Je rougis, baisse les yeux devant cette gentillesse. Cath me fait un clin d'œil. Oui, elle a raison. Eliza est une fille adorable, que mérite Christ.
OoOoOo
Il y a quelque chose de différent. J'ai presque un certain gène à être là, comme si John par ses attentions démonstratives envers Cath m'intimait sans trop d'élégance de les laisser seul-à-seul. Je suis mal à l'aise, bien évidemment. Mais je ne vais pas le laisser monopoliser ma meilleure amie avec qui je ne passe pas assez de temps à mon goût. Il devra donc supporter ma présence, pas si rédhibitoire à ses caresses pressantes. Je n'irai pas jusqu'à dire que je le trouve vulgaire, mais je pense sincèrement que ce manque de retenue est assez dérangeant et le fait qu'il s'en moque éperdument encore plus. Néanmoins je dois lui reconnaître un avantage, il est amoureux d'elle. Je ne sais pas si c'est de l'amour ou de la passion à vrai dire, toujours est-il qu'il me paraît sincère même si son personnage ne m'inspire pas confiance. Surement un gène familial puisque j'ai de plus en plus de mal à supporter l'enthousiasme débordant pour leur couple.

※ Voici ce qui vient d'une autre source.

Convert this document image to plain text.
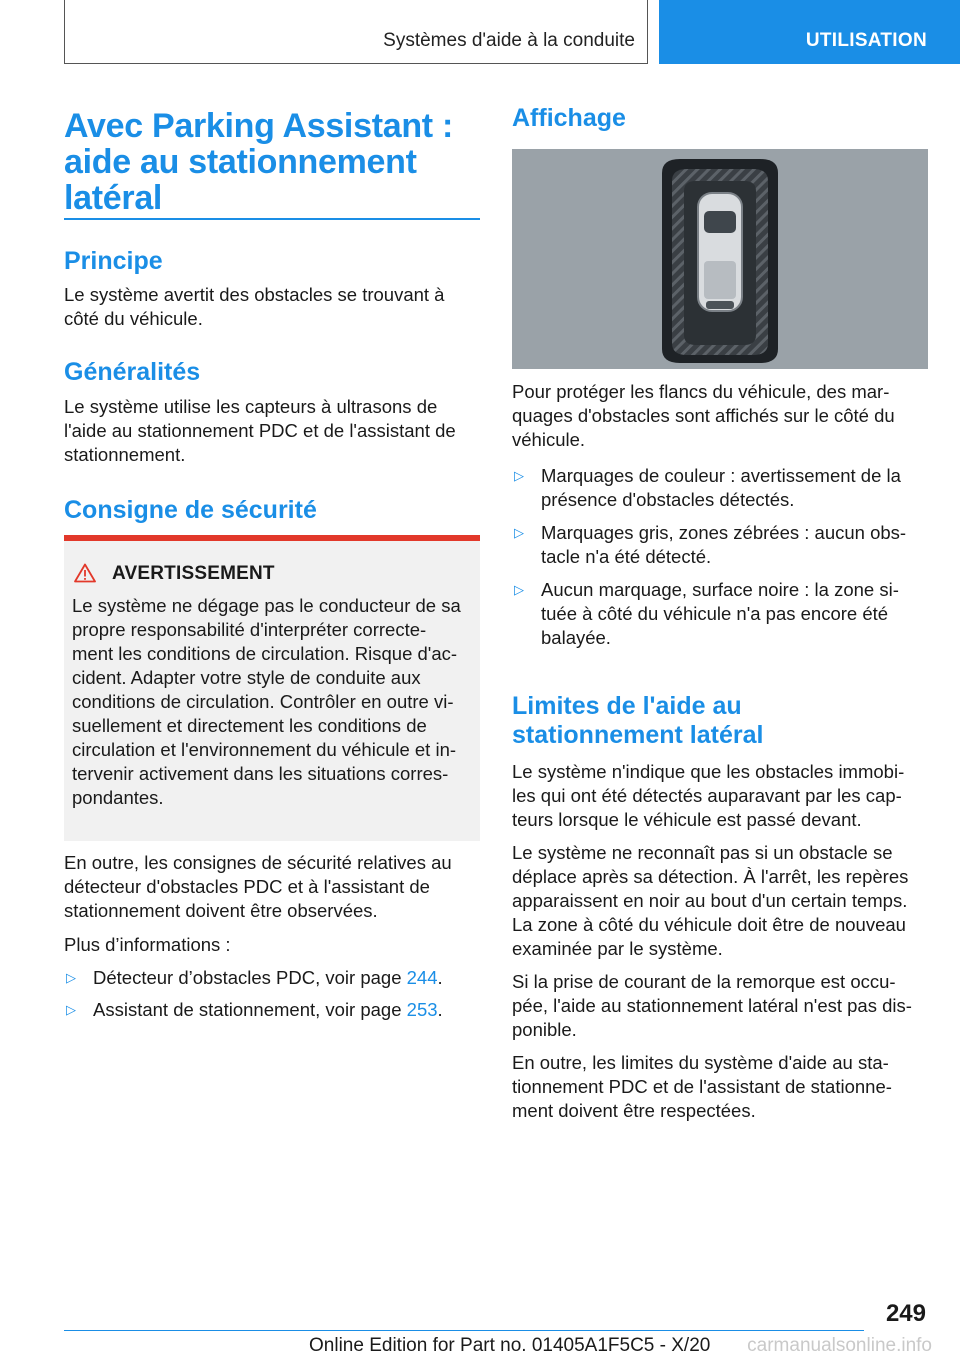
Systèmes d'aide à la conduite	UTILISATION
Avec Parking Assistant :
aide au stationnement
latéral
Principe

Le système avertit des obstacles se trouvant à
côté du véhicule.

Généralités

Le système utilise les capteurs à ultrasons de
l'aide au stationnement PDC et de l'assistant de
stationnement.

Consigne de sécurité
AVERTISSEMENT
Le système ne dégage pas le conducteur de sa
propre responsabilité d'interpréter correcte-
ment les conditions de circulation. Risque d'ac-
cident. Adapter votre style de conduite aux
conditions de circulation. Contrôler en outre vi-
suellement et directement les conditions de
circulation et l'environnement du véhicule et in-
tervenir activement dans les situations corres-
pondantes.

En outre, les consignes de sécurité relatives au
détecteur d'obstacles PDC et à l'assistant de
stationnement doivent être observées.

Plus d’informations :

▷ Détecteur d’obstacles PDC, voir page 244.

▷ Assistant de stationnement, voir page 253.

Affichage

Pour protéger les flancs du véhicule, des mar-
quages d'obstacles sont affichés sur le côté du
véhicule.

▷ Marquages de couleur : avertissement de la
présence d'obstacles détectés.

▷ Marquages gris, zones zébrées : aucun obs-
tacle n'a été détecté.

▷ Aucun marquage, surface noire : la zone si-
tuée à côté du véhicule n'a pas encore été
balayée.

Limites de l'aide au
stationnement latéral

Le système n'indique que les obstacles immobi-
les qui ont été détectés auparavant par les cap-
teurs lorsque le véhicule est passé devant.

Le système ne reconnaît pas si un obstacle se
déplace après sa détection. À l'arrêt, les repères
apparaissent en noir au bout d'un certain temps.
La zone à côté du véhicule doit être de nouveau
examinée par le système.

Si la prise de courant de la remorque est occu-
pée, l'aide au stationnement latéral n'est pas dis-
ponible.

En outre, les limites du système d'aide au sta-
tionnement PDC et de l'assistant de stationne-
ment doivent être respectées.

249
Online Edition for Part no. 01405A1F5C5 - X/20 carmanualsonline.info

Enfoncée dans un gros et confortable fauteuil, près de la cheminée qui crépite en me réchauffant les jambes. Un énorme grimoire des Métamorphoses d'Ovide sur les genoux dont je n'ai pas lu plus d'une page. J'aurais aimé parler à Cath, lui dire que je suis paniquée à l'idée d'une soirée avec David. Habituellement j'aurais été simplement mal à l'aise, angoissée. Mais jamais je n'aurais eu cette inquiétude de passer pour une fille placide et froide. Je me serais contentée d'une politesse distante pour dissimuler ma timidité.
« Cath ! Mais qu'est-ce que tu fous encore là ?! s'exclame Henry. Ya…»

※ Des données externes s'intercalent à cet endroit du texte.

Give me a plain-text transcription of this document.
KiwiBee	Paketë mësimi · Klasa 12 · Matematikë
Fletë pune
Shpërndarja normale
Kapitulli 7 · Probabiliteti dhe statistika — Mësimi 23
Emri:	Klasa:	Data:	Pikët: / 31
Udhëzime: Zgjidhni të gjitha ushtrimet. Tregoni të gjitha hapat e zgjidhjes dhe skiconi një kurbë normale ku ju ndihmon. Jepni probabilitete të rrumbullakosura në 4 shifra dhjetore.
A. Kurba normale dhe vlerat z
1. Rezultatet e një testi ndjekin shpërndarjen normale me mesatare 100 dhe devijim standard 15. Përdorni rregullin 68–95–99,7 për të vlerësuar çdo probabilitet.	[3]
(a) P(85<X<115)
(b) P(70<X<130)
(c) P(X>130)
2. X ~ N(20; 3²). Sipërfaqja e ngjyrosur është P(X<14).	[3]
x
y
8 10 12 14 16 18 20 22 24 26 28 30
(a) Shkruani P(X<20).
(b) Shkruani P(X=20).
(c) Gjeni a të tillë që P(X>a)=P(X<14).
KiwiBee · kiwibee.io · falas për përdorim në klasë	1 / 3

Je sursaute et relève les yeux sur lui. Il a déjà attrapé le pointé de Cath et je constate avec un plaisir coupable la mine renfrognée, furibonde et meurtrière de John. Je sais bien que je devrais dire honnêtement ce que j'en pense à Cath, mais elle connaissait ma position sur John. Je respecte son choix bien que je n'adhère nullement.
« Hé ! Où tu l'embarques ? grince John.
- A la soirée de Marina, claque-t-il avec une sécheresse que je ne lui connait pas.
- Non ! C'est ce soir ! Par Merlin j'avais complètement oublié !
- Ouais ben ça j'avais remarqué ! rie Henry, ton frère est furax !
- Bon, je viens, assène John. »
J'hausse un sourcil surpris. Henry a un air mécontent lorsque Cath s'empresse d'affirmer que ça ne posera aucun problème. Je les regarde se lever pour partir, elle m'embrasse le haut du crâne avec affection, me souhaitant une bonne soirée. Elle sait qu'elle n'a pas besoin de me proposer, même par politesse. Je ne suis pas une créature de la nuit, seulement si l'activité consiste à tourner des pages dans un lit bien douillet.
En observant ce trio improbable sortir, un pressentiment étrange me saisit. Il se trame quelque chose, je ne saurais hélas pas dire quoi. Et c'est diablement frustrant.